What is the continuity date for claims made?

Asked by: Norberto Koch DDS  |  Last update: May 16, 2026
Score: 4.4/5 (8 votes)

A continuity date is the earliest date from which an insurance claim can be filed and covered by a claims-made insurance policy. It marks the starting point for coverage. Claims from events before the continuity date are typically not covered.

What is the continuity date on a claims-made policy?

The continuity date is the earliest date that a claim can occur and be covered under a claims-made policy. For your first insurance policy, the continuity date is the effective date of the policy.

What is the continuous period of insurance?

Continuous coverage refers to maintaining insurance coverage without any lapses. It is crucial in both auto and health insurance contexts, as gaps in coverage can lead to legal consequences, expose individuals to financial hardship from unexpected events, and impact premium rates and eligibility.

Is prior and pending date the same as continuity date?

Continuity date is linked to prior and pending litigation date, which means Insurers don't cover any prior or pending litigation, and, as with any policy, They don't cover any claims / losses / circumstances the insured may be aware of or which they've notified to another insurer under a previous policy.

What is the difference between claims-made and retroactive date?

The terms are used interchangeably. A claims-made policy covers you for claims-made during that one policy year. The retroactive date allows you to also add coverage for incidents that happen after your retroactive date.

Claims-Made, Retroactive Dates, and Continuity in D&O Insurance Explained

24 related questions found

What is continuity in insurance?

A continuity date is the earliest date from which an insurance claim can be filed and covered by a claims-made insurance policy. It marks the starting point for coverage. Claims from events before the continuity date are typically not covered.

Is it better to have occurrence or claims made?

Occurrence policies provide the best protection and, though somewhat more expensive than claims made policies, offer long-term peace of mind. Unfortunately, they are becoming increasingly hard to find. Claims made coverage, by contrast, will only apply if the claim is made while the policy is still in effect.

How far back can insurance be backdated?

What companies will backdate insurance? Depending on your state's laws, you may be able to request that your insurance company backdate a life insurance policy, typically up to 6 months.

What is insurance continuity?

A Certificate of Continuity (COC) in UAE insurance confirms uninterrupted coverage for a specific period. It is required for purposes like switching providers and ensuring benefits continuity. The document complies with UAE regulations and includes policyholder details and coverage dates.

What does continuation mean in insurance?

Continuation coverage allows someone who recently lost their employer-based health coverage to continue their current insurance policy as long as they pay the full monthly premiums.

How many times can we claim insurance in a year?

The Insurance Regulatory and Development Authority of India (IRDAI) does not place a limit on the number of times you can raise an insurance claim.
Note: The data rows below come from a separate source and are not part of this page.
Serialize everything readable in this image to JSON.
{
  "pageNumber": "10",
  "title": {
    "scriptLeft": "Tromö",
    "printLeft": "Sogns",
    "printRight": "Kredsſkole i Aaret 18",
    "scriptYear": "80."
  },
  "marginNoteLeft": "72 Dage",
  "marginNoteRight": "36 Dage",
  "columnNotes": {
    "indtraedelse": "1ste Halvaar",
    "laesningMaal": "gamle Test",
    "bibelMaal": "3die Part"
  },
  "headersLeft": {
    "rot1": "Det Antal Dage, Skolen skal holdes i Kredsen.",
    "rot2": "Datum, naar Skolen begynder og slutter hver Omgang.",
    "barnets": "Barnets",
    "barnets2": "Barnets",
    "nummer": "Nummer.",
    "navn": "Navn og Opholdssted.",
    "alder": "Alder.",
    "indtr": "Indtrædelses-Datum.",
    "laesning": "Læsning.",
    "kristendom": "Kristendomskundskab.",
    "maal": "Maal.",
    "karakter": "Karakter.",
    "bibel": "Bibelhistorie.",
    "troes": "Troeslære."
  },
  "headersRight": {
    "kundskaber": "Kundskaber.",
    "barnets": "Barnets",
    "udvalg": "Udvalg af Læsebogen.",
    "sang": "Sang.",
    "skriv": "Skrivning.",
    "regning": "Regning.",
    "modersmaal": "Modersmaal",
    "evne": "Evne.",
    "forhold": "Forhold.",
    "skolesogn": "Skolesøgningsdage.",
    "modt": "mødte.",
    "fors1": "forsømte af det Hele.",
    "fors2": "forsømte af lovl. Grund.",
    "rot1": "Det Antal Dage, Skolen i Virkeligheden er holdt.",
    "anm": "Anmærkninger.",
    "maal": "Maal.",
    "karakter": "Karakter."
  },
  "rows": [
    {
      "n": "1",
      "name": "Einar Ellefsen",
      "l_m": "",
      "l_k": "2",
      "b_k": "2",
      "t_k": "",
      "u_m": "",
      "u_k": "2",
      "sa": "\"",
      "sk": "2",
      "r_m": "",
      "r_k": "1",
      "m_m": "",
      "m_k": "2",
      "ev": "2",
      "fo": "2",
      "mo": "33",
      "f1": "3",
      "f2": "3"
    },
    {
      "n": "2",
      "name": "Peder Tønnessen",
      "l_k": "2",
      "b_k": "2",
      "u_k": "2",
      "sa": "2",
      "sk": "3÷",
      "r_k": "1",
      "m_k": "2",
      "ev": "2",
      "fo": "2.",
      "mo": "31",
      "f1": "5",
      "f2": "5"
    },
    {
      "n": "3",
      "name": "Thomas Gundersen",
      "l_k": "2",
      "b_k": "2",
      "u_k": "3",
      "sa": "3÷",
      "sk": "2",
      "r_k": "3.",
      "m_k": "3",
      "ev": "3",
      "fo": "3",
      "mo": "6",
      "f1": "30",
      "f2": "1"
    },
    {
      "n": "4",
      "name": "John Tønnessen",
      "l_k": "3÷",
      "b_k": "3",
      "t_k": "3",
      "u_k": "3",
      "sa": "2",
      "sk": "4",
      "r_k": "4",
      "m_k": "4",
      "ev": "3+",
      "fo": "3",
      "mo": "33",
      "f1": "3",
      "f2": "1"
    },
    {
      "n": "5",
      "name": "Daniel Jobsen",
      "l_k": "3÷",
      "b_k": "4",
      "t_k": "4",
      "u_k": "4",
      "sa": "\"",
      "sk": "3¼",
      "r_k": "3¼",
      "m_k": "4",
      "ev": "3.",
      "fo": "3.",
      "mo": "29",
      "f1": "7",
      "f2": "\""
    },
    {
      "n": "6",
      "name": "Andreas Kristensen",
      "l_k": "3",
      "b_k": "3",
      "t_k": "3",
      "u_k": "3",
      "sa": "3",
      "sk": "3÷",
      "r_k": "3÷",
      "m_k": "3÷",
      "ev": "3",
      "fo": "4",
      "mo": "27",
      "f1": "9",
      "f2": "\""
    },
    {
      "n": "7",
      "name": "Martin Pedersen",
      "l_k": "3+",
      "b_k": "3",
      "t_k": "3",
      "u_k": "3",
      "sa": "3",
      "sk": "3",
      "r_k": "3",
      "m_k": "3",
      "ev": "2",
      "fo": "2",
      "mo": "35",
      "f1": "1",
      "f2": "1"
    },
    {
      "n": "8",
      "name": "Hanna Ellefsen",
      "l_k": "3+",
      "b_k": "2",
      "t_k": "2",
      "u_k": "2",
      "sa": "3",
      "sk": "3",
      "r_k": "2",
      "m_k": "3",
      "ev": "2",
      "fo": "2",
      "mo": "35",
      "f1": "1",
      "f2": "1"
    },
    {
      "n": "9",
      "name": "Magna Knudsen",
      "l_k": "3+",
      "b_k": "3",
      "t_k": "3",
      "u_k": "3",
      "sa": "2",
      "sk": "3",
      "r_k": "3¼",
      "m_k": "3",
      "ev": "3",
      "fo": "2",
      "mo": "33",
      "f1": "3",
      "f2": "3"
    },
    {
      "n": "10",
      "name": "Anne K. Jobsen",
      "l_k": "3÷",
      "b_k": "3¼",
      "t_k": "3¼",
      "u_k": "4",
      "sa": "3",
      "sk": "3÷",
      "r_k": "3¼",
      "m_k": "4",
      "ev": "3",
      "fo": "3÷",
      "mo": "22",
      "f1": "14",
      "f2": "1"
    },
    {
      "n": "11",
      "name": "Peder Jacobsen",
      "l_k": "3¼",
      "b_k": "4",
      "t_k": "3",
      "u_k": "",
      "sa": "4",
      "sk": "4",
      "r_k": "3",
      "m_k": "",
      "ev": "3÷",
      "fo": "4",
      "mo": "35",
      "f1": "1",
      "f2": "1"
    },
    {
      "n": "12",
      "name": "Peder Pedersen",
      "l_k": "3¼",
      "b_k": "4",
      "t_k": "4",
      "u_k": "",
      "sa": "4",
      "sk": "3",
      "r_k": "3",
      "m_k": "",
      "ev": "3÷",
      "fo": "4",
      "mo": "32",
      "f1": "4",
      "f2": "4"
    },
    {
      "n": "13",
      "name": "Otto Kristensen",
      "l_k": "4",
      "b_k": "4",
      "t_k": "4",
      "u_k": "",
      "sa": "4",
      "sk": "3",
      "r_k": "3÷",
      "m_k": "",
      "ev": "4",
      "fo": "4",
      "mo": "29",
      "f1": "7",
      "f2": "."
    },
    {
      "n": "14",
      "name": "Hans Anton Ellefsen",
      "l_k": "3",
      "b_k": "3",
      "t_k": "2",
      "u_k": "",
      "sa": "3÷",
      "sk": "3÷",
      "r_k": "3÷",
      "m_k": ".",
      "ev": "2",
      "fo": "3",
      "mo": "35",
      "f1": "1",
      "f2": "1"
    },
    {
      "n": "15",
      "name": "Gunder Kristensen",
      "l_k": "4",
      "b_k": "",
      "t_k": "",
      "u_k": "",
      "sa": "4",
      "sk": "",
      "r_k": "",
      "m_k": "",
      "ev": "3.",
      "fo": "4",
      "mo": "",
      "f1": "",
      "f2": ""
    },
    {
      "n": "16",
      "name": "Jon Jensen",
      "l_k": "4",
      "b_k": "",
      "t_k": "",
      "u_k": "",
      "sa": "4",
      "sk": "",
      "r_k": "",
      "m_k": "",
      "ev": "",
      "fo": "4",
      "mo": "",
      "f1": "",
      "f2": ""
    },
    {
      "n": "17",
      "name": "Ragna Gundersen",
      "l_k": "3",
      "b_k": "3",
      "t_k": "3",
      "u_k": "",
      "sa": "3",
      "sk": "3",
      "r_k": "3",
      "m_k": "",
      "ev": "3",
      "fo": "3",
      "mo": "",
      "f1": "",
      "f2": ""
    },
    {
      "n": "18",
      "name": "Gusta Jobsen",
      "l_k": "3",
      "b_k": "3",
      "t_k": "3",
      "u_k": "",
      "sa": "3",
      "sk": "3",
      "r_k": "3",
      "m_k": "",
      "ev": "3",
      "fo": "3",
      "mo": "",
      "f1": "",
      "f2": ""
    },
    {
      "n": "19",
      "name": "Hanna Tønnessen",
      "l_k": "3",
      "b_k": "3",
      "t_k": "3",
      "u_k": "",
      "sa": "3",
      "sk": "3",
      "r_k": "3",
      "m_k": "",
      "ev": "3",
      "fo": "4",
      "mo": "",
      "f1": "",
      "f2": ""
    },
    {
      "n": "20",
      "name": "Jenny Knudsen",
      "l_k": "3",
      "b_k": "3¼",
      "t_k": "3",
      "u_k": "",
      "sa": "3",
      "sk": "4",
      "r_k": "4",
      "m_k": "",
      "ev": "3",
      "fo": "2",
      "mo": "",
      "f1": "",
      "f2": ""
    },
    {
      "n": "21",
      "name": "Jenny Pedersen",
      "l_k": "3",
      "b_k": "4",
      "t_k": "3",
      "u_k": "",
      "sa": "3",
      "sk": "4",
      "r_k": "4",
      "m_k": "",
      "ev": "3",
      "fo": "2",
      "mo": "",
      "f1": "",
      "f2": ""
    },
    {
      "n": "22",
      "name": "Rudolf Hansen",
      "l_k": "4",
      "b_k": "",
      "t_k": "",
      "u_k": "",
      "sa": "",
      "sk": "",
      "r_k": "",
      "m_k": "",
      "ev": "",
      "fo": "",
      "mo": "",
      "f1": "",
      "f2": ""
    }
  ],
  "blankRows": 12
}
So, any number of claims can be made with your insurer, and they shall be honored if valid.

Are you covered on the day your insurance expires?

Even a one-day gap in coverage would mean you're driving uninsured. It's risky to have an insurance lapse because you would no longer be meeting your state's minimum coverage requirements or be protected financially in the event of an accident.

Do all claims made policies have a retroactive date?

A retroactive date is a provision found in many (although not all) claims-made policies that eliminates coverage for claims produced by wrongful acts that took place prior to a specified date, even if the claim is first made during the policy period.

How far back can I claim insurance?

Steps to take to make a claim

If you decide to make a claim, contact your insurance agent, broker or company as soon as possible. Most insurance companies have time limits within which you must submit your claim. The limit usually varies from 90 days to 12 months from the date of the loss or event.

What are the 3 D's of insurance claims?

The 3 D's of insurance are “delay, deny, and defend.” They represent the 3-part strategy insurance companies use to avoid paying policyholders what they may be owed. These tactics may pressure some Americans into accepting lowball settlements, and they can result in claims being held up in court for years.

What are the 7 rules of insurance?

What are the Principles of Insurance? The principles of insurance include seven key concepts: insurable interest, utmost good faith, proximate cause, indemnity, subrogation, contribution, and loss minimisation.

Can you go from claims made to occurrence?

Keep in mind that as soon as you buy a Claims-Made insurance policy the clock starts ticking for that tail insurance. If you only carry the Claims-Made policy for 1 year and then want to switch to Occurrence, you can do so – but you have to buy tail for that 1 year that you carried the Claims-Made policy.

What is $1000000 per occurrence?

It's simple: The $1,000,000 is the amount of professional liability coverage available for the settlement or a judgment against the insured in a single claim (this is known as the amount “per claim” rather than as occurrence in some places, but “occurrence” is the actual insurance term.)

What makes a claim successful?

Strong evidence – medical records, police reports, witness statements, even data from devices like fitness trackers – is the backbone of any successful claim.